La rareté intrinsèque de l'économie s'exprime d'abord par les prix qui signalent les pénuries et organisent le rationnement sans intervention de l'autorité, mais aussi par le "coût d'opportunité" sensé mesurer ce dont nous prive toute décision par l'exclusion d'autres choix, d'autres plaisirs, d'autres profits, d'autres investissements. Selon ce principe toute intervention de l'Etat se fait au détriment du privé dans le partage des ressources disponibles, données une fois pour toutes, et la croissance est impossible !
L'essentiel de l'argument de Bruno Ventelou consiste à opposer, à cette vision statique et réductrice de rapports antagonistes, une vision globale de complémentarités réciproques donnant à la coopération des facteurs de production une productivité supérieure, une synergie produisant un résultat gagnant-gagnant. C'est la leçon des théories de la croissance endogène et du développement local, des "régions qui gagnent" grâce à une coopération intense et organisée des différents acteurs, exemple de la supériorité des réseaux sur le marché. A partir de là, il est facile de montrer que le marché réalise le plus souvent un équilibre bas alors qu'il peut exister d'autres équilibres plus favorables pour tous à condition de se coordonner. L'optimum de Pareto change selon la distribution des facteurs et des revenus. Il y a donc un optimum optimum de la coopération par rapport à l'optimum du marché. Le problème, c'est que la coopération exige un certain nombre de conditions préalables (confiance, réciprocité). Or ce sont justement ces conditions que rend impossible la théorie économique dominante dont l'influence apparaît décisive.
C'est, en effet, le système des droits de propriété (clôtures) qui instaure des biens privés (exclusifs et rivaux) là où il y avait bien public (non-exclusif, non-rivalité), la frontière de la propriété privée, et surtout de l'entreprise, restant d'ailleurs problématique, ce qu'exprime le concept d'externalités (négatives et positives).
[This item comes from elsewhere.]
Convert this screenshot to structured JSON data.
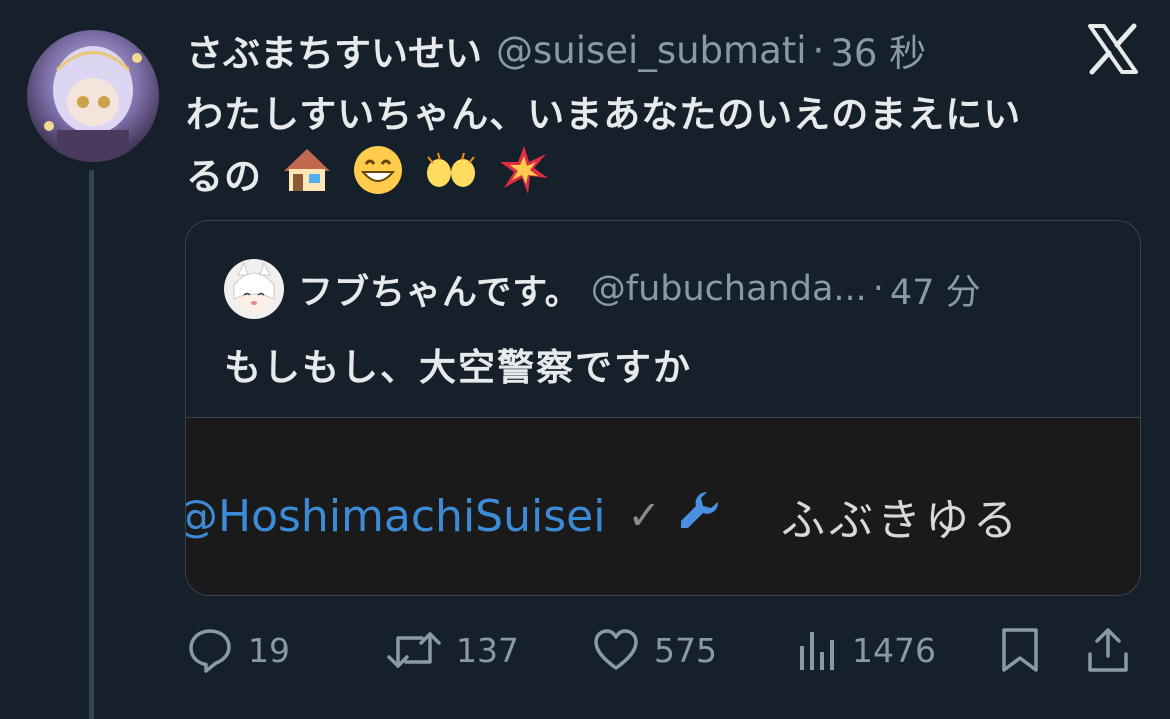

L'idéologie de l'homo oeconomicus, de l'individualisme méthodologique, n'est pas seulement grossière simplification ignorant les interactions sociales mais cette négation de la société se réalise, entre autres par le Droit, en exacerbant l'égoïsme, empêchant toute coopération, de même que la croyance dans la rareté d'un bien réalise rapidement cette rareté par appropriation de tous. Pourtant, l'économie immatérielle et cognitive ne correspond plus à cette logique qu'elle rend absurde, l'information pouvant se partager sans se raréfier et l'appropriation du savoir ou du vivant étant inadmissible et contre-productive.
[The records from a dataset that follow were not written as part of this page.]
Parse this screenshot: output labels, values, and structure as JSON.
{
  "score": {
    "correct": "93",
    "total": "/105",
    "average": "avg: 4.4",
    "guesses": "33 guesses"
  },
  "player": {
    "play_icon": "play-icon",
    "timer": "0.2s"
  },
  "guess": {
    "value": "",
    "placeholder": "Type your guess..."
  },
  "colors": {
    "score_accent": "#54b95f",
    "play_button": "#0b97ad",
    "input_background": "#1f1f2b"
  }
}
2. La théorie autoréalisatrice
La capacité auto-réalisante d'une représentation
ou d'une prophétie évoque sans doute la magie et la prière
mais ne fait pas grand mystère quand il s'agit de la haine de l'Autre
qui se déclenche par exemple dans une Yougoslavie pourtant mélangée.
Dans la guerre personne ne choisit son camp, ni ses peurs, ni ses haines
qui s'exarcerbent mutuellement. De même la Bourse nous donne l'exemple
caricatural d'une euphorie qui se nourrit d'elle-même. C'est ce caractère
autoréférentiel de la subjectivité, des mouvements
sociaux, et plus encore de la spéculation, qui leur confèrent
l'aspect chaotique, catastrophique ou cyclique. La croissance nourrit la
croissance comme la dépression accélère la dépression.
Mais il faudrait ajouter que là où il y a croissance, il
doit y avoir décroissance comme le rappelle Schumpeter lui-même.
Aussi la théorie semble plutôt un effet du cycle et non sa
cause. Elle vient occuper une niche libre où elle sert de principe
organisateur mais la théorie n'est pas toute puissante comme le
suggère un point de vue unilatéral. De même que ce
n'est pas parce que toute réalité est construite qu'elle
est arbitraire et ne serait pas strictement conditionnée jusque
dans ses excès.
En tout cas, le type même de la théorie autoréalisatrice est celle de la séparation, de la méfiance, de l'impuissance et du fatalisme. Si je suis persuadé ne pouvoir rien faire, je ne fais rien. Si je me crois séparé, je me sépare. Si je crois l'autre ennemi je le transforme en ennemi par ma riposte menaçante.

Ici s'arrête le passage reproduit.